Prefer it built and managed for you?

BSH Technologies builds production AI search and RAG on the right store for your scale — ChromaDB where it fits, pgvector or a managed engine where it does not — with metadata filtering, multi-tenant isolation, and grounded answers. To put semantic search into your product, talk to BSH Technologies or explore our AI & automation services.

Frequently asked questions

What is ChromaDB used for?

ChromaDB is an open-source vector database for semantic search and RAG. It stores documents as embeddings and returns the closest matches to a query by meaning rather than exact keywords. It is commonly used as the retrieval layer for AI chatbots and similarity search, valued for needing almost no setup to get started.

Does ChromaDB generate embeddings automatically?

It can. Chroma ships with a default embedding function, so you can add raw text and let it produce vectors for you. You can also supply your own embeddings from sentence-transformers or a hosted API for more control. Whichever you choose, use the same path for stored documents and queries.

Can ChromaDB filter results by metadata?

Yes. You attach a metadata dictionary to each document at insert time and then combine a semantic query with a metadata filter in one call. This restricts results to a source, date range, category, or tenant — essential for multi-user applications where closest in meaning must also belong to the right user.
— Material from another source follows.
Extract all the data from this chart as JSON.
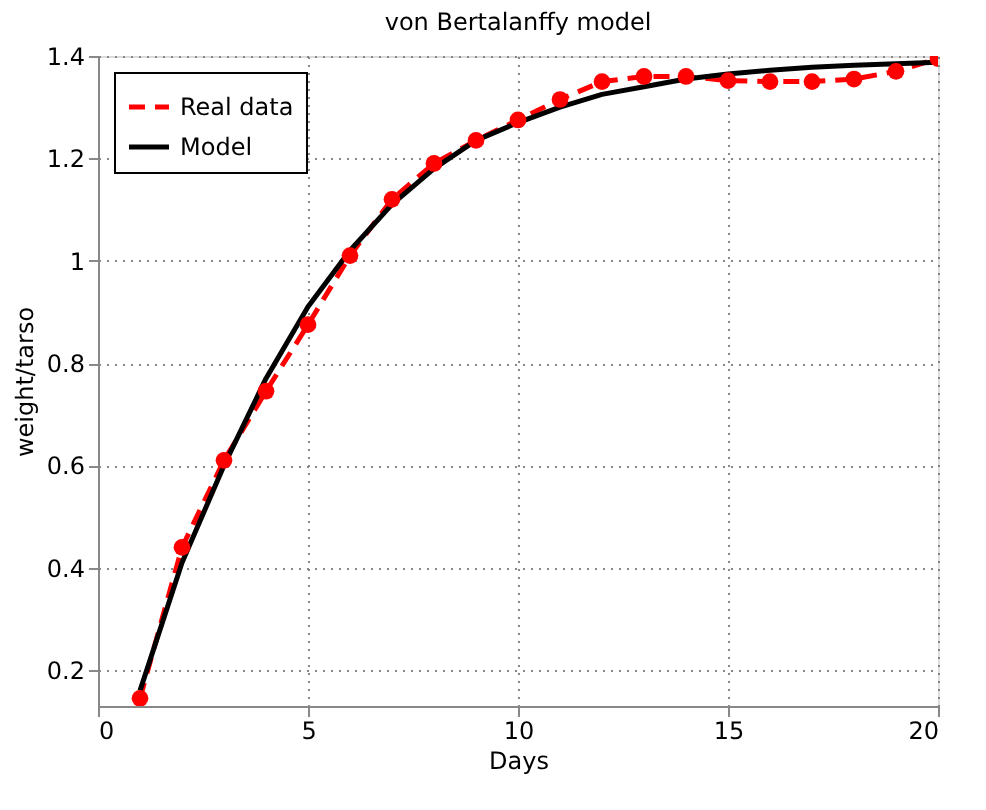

Does ChromaDB persist data after restart?

Only if you configure it to. Point Chroma at a directory and it persists the collection to disk so it survives a restart; run it purely in memory and the data vanishes when the process ends. For any prototype you want to keep, set the persistence directory before adding documents.

Is ChromaDB good enough for production?

For prototypes and small-to-mid workloads, yes. For very large corpora or high query throughput, a managed vector engine or pgvector on Postgres offers better scaling, replication, and operational tooling. Many teams start on Chroma to validate the product and migrate when real scale demands it later.